VENENITO

1 may. 2015

El día en que dejé de ser niña

Papá trabaja en un lugar muy público, más de lo que hubiera deseado a temprana edad.  No era nada divertido ser niña grande cuando el intelecto sobrepasa la edad.  Así que pasada la hora de la comida,  le pedí dinero a mi padre para poder ir al baño.  Había mucha fila y la verdad ése baño apestaba a lo asqueroso de la sociedad,  pero ni modo,  (estoy segura que fue ahi donde aprendi a verborrear mierda y descubrí la importancia de nunca sentarte en la letrina mientras mear, cagar o ambas,  se vuelve el tiempo mejor aprovechado para confiar en una verdadera amiga) así es un baño público.  Para ése entonces ir al baño era soportar el humo del tabaco,  escuchar las maldiciones de 'putitas pendejas eran aveces tan absurdas...  ni hablar, era un verdadero riesgo.

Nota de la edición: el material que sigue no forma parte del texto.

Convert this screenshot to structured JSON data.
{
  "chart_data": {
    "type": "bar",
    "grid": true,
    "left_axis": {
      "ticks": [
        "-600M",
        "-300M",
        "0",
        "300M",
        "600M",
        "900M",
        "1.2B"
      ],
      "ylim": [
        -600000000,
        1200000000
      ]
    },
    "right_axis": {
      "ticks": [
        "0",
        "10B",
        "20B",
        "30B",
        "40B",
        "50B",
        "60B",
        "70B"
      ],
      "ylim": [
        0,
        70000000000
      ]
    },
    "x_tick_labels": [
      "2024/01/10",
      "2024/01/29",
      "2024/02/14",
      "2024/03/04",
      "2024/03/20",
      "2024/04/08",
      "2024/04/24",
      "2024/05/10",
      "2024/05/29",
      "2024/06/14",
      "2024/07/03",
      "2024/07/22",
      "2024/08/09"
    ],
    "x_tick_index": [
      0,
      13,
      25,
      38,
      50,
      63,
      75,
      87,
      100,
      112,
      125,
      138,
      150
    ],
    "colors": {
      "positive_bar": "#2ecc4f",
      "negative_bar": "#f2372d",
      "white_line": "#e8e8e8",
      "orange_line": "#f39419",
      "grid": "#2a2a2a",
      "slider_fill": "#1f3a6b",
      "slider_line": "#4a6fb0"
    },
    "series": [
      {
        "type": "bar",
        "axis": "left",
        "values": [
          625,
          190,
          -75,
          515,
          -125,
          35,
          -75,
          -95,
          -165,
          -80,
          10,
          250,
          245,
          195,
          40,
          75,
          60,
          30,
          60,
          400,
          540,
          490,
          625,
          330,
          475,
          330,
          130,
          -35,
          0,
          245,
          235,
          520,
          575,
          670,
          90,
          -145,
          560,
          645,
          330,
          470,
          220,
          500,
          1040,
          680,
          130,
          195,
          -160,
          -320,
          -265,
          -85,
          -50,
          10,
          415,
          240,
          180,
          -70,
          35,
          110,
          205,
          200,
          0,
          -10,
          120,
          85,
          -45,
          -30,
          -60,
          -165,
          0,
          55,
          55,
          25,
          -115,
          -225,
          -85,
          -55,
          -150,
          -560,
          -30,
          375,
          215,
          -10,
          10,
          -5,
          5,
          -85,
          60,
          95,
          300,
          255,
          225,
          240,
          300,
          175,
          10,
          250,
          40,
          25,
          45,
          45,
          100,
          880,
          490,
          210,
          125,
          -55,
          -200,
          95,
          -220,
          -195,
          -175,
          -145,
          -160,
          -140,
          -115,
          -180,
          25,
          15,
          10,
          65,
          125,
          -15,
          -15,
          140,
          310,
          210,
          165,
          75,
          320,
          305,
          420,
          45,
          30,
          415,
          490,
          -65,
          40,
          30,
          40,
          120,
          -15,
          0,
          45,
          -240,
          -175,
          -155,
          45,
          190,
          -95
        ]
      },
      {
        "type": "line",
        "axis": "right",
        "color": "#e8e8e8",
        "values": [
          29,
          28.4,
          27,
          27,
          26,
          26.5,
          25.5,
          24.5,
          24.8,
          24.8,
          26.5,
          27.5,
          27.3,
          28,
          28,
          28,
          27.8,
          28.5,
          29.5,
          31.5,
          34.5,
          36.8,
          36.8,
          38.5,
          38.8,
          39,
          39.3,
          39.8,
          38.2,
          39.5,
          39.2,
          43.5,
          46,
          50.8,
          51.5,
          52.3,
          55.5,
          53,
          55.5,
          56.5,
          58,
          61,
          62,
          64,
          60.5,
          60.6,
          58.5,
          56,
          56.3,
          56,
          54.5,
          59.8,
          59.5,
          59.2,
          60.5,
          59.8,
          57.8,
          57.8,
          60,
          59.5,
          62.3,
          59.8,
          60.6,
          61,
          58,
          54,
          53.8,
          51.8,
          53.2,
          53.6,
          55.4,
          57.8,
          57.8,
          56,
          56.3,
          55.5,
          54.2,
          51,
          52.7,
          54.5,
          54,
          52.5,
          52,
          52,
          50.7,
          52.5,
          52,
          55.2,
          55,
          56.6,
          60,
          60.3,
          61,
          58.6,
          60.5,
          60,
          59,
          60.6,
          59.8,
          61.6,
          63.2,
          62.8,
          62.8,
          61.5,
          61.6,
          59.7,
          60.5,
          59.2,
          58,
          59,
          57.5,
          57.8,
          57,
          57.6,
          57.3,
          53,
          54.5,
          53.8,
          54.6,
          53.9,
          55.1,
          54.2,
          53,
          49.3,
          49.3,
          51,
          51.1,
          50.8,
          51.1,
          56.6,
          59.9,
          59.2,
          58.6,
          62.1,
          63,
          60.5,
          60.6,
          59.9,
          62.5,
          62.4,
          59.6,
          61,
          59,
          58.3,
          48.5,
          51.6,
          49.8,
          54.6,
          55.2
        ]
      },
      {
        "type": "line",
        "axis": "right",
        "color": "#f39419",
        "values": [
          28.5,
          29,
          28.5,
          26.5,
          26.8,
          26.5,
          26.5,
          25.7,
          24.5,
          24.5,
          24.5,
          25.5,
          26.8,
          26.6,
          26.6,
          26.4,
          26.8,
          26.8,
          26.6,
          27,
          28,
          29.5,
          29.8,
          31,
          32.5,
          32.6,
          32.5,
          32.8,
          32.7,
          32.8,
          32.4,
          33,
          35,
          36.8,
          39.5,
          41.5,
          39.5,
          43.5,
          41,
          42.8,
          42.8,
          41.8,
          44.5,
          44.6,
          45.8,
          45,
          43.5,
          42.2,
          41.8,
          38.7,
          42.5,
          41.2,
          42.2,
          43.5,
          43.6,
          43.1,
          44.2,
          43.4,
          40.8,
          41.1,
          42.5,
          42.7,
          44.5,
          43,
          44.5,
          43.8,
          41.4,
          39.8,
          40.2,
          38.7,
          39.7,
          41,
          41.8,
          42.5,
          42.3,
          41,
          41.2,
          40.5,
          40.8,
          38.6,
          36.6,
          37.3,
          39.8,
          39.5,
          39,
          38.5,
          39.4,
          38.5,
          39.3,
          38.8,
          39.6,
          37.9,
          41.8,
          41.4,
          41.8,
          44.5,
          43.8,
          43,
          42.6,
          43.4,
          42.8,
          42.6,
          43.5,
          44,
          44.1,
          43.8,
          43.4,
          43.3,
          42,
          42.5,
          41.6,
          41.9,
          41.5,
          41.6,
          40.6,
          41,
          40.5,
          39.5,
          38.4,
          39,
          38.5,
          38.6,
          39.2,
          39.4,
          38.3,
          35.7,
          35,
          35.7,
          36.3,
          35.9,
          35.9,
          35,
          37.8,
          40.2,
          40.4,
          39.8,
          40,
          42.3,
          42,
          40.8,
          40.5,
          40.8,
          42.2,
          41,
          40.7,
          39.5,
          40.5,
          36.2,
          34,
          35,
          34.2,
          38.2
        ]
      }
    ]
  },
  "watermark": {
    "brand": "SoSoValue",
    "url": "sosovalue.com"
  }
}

Ése día,  ya me cagaba (habia poca gente en la fila; por suerte) me baje los calzones como pude y nada. ¡No salía nada! (andaba estriñida) así que sólo puje tan fuerte como pude,   mientras tanto, al mismo tiempo,  tuve que levantar la mirada,  fue hasta ése momento que puse  atención a lo escrito en la puerta de aquel baño asqueroso; leí en letras grandes.... "Que te la metan, es la sensación más rica. Sentir como te coge su verga,  como ese hombre encima de ti te chupa las tetas mientras te coge,  es lo mejor que te puede pasar.  Vírgenes???  Sean putas y sabrán lo rico de la vida".  Sólo recuerdo palpitar... palpite fuerte, punzante, doliente; descubrí que podía palpitarme. 


Posdata: Así fue que aquellas palabras pintadas en aquella puerta del baño público, me quitaron la inocencia.